+279 Let equation \(x^2+ax+b=0\) and \(x^2+cx+d=0 \) (a≠c) have the same root \(x\). Please determine this root value using a, b, c, d to represent it.
+6251 we can add the two equations to obtain
\(2x^2 +(a+c)x+(b+d)=0\\ x^2 + \dfrac{a+c}{2}x+\dfrac{b+d}{2}=0\)
\(\text{Now just apply the quadratic formula}\\ r_{1,2} = \dfrac{-\frac{a+c}{2}\pm \sqrt{\left(\frac{a+c}{2}\right)^2 - 2(b+d)}}{2}\)
\(\text{we can clean this up a bit}\\ r_{1,2} = \frac{1}{4} \left(\pm\sqrt{(a+c)^2-8 (b+d)}-a-c\right)\)

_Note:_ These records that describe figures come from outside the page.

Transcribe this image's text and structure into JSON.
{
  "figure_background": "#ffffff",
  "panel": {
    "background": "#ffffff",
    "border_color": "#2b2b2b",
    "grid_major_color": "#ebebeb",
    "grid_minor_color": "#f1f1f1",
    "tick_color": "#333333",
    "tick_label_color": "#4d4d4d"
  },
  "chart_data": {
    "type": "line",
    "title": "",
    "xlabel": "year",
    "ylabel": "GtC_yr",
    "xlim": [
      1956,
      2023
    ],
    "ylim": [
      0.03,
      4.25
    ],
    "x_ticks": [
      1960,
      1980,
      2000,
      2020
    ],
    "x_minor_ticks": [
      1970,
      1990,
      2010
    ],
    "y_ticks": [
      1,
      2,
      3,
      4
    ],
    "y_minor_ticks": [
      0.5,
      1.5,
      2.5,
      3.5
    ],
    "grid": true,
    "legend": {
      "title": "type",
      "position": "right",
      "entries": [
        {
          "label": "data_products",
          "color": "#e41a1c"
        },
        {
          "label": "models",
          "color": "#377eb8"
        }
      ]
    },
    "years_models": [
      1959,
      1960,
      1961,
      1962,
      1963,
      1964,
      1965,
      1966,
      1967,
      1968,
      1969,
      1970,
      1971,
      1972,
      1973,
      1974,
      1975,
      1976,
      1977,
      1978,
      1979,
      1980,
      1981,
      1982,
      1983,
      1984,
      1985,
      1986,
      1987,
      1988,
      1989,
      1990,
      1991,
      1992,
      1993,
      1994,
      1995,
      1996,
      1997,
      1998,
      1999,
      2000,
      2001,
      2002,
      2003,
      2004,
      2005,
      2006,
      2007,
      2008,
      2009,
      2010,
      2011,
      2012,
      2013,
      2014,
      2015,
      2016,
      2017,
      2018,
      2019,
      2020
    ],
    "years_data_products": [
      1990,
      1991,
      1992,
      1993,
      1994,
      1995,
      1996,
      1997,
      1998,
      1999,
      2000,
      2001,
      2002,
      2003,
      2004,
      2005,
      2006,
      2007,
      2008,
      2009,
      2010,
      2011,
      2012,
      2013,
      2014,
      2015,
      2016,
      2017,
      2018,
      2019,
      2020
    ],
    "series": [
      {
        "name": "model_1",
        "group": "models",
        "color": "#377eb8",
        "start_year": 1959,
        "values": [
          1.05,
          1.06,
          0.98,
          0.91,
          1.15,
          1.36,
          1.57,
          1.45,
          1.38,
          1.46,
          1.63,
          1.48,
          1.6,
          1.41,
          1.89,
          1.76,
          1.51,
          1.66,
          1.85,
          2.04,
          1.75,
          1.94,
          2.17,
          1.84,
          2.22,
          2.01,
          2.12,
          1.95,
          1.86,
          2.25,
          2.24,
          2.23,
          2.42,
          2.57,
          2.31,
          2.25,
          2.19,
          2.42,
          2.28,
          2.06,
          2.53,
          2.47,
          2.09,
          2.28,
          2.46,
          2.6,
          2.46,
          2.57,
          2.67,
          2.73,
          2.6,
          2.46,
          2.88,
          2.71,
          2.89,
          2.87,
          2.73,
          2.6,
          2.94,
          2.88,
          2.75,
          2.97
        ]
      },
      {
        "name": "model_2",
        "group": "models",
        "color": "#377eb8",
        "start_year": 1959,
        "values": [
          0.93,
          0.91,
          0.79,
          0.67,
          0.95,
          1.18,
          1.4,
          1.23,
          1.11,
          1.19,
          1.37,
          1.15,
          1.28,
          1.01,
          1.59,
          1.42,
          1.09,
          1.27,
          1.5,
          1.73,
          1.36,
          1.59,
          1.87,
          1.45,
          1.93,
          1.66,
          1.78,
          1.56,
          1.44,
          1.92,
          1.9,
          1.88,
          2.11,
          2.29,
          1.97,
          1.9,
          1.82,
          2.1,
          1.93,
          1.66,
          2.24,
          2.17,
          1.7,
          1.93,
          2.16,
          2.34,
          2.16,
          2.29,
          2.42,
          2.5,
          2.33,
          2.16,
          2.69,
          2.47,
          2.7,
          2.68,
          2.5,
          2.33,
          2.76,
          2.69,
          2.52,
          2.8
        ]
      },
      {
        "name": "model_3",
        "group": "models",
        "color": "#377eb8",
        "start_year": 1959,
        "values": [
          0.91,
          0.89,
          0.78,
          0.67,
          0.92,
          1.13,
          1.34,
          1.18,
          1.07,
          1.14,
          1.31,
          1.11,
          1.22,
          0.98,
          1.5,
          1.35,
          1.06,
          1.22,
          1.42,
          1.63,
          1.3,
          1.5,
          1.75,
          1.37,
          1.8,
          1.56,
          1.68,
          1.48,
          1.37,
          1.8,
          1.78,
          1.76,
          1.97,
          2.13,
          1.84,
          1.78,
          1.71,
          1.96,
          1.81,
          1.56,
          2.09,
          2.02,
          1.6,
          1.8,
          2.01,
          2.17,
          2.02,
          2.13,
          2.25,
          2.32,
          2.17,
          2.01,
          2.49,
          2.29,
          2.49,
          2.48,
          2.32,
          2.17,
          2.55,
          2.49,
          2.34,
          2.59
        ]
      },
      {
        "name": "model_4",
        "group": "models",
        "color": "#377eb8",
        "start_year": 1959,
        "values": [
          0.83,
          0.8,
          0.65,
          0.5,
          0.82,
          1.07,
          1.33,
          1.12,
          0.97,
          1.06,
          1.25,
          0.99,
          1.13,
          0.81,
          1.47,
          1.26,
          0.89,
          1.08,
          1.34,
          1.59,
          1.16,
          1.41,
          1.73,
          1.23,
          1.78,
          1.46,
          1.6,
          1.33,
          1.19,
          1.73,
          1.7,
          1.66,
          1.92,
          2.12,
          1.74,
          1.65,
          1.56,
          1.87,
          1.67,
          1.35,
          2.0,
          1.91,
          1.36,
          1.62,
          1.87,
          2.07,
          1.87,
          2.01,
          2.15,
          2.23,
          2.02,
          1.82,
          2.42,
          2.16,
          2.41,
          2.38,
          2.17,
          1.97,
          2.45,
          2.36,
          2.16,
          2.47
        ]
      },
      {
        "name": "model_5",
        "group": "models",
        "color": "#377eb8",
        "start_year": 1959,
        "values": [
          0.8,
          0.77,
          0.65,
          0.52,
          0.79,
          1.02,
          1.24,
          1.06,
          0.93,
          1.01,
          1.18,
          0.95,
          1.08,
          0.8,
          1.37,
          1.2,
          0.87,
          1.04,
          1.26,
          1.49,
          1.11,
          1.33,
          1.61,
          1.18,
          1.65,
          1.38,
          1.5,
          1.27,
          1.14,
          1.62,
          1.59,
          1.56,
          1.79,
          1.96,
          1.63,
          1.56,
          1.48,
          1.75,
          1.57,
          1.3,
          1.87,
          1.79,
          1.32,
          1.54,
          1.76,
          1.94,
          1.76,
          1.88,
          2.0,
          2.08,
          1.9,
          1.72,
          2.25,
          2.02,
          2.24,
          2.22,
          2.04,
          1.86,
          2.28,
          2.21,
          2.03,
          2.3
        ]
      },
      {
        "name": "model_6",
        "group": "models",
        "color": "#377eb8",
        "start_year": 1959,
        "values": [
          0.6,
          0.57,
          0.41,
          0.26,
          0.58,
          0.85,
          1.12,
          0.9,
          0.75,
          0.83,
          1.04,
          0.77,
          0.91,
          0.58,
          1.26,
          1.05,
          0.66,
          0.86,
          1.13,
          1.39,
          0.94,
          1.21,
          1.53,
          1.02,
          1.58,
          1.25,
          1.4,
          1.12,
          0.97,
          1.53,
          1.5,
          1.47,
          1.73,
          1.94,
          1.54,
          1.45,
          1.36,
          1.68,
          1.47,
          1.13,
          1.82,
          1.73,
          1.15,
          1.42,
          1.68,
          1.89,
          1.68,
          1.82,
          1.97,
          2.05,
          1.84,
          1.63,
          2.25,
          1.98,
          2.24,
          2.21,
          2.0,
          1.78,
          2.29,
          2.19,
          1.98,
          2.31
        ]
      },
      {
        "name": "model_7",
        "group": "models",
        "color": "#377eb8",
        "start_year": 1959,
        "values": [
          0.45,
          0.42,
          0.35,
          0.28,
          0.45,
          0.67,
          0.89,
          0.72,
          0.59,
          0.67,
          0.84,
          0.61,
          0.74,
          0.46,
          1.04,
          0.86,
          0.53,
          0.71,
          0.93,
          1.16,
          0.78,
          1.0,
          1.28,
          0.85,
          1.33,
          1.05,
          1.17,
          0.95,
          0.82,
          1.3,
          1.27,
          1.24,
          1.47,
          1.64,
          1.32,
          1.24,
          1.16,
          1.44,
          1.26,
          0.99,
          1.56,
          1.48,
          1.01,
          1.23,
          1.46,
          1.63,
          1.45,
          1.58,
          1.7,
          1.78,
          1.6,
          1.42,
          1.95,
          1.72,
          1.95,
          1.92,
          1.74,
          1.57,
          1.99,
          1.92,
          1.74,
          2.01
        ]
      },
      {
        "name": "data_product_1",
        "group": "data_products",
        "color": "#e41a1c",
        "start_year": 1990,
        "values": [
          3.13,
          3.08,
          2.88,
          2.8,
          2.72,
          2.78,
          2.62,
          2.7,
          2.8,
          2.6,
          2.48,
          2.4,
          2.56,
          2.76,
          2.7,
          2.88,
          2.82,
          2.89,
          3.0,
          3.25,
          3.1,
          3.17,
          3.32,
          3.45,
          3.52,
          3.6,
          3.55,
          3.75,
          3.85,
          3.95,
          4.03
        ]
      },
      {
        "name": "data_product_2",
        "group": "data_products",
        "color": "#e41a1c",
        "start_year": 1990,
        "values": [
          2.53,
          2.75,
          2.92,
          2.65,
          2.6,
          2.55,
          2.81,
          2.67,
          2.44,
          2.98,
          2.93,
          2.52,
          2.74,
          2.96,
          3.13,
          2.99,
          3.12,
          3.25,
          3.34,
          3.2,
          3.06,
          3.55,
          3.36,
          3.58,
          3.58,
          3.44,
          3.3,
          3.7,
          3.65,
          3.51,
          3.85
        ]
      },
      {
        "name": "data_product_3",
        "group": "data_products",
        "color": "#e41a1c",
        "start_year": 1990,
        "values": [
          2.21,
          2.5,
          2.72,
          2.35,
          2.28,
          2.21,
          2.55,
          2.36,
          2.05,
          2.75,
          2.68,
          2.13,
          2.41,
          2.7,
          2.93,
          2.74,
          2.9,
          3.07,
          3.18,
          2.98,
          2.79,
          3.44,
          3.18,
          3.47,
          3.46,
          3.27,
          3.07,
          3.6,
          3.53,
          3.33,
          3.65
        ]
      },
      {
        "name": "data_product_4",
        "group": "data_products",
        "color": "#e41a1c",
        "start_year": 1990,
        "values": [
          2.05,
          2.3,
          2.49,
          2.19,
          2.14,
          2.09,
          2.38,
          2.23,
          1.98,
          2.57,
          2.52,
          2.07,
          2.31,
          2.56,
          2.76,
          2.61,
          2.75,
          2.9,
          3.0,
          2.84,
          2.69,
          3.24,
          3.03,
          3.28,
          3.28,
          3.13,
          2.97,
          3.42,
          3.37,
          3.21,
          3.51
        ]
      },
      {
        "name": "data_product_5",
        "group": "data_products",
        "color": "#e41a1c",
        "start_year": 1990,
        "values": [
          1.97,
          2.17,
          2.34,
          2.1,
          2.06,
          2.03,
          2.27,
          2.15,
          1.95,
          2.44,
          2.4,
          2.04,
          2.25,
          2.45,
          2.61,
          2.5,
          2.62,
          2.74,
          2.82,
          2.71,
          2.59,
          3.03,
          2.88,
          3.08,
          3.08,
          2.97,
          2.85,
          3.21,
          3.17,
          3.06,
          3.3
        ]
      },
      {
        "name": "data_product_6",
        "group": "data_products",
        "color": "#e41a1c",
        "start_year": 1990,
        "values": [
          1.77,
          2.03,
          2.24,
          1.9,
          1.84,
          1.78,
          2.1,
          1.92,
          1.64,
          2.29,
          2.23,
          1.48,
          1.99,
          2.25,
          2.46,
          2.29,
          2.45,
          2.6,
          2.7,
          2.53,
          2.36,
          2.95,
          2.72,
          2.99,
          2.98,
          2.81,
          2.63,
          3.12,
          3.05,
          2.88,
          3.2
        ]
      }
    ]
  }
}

\(\text{If there is only a single shared root }r_1 = r_2\\ \text{if there are no shared roots}\\ (a+c)^2 - 8(b+d)<0\)
Why add the two equations ?
Why not simply subtract one from the other ?
Suppose that the first equation has roots p and q and that the second equation has roots p and s,
so that the common root is p.
Then we have
\(\displaystyle (x-p)(x-q)=0 \text{ and }(x-p)(x-s)=0\; .\)
Subtracting the second equation from the first,
\(\displaystyle (x-p)\{(x-q)-(x-s)\}=0\; ,\)
so
\(\displaystyle (x-p)(s-q)=0\; ,\)
showing that x = p is the root of the resulting equation, \(\displaystyle (\;s \neq q\;)\;.\)
So, going back to the original equations and subtracting one from the other,
\(\displaystyle x(a-c)+(b-d)=0\;,\)
\(\displaystyle x=\frac{d-b}{a-c}\; .\)
Tiggsy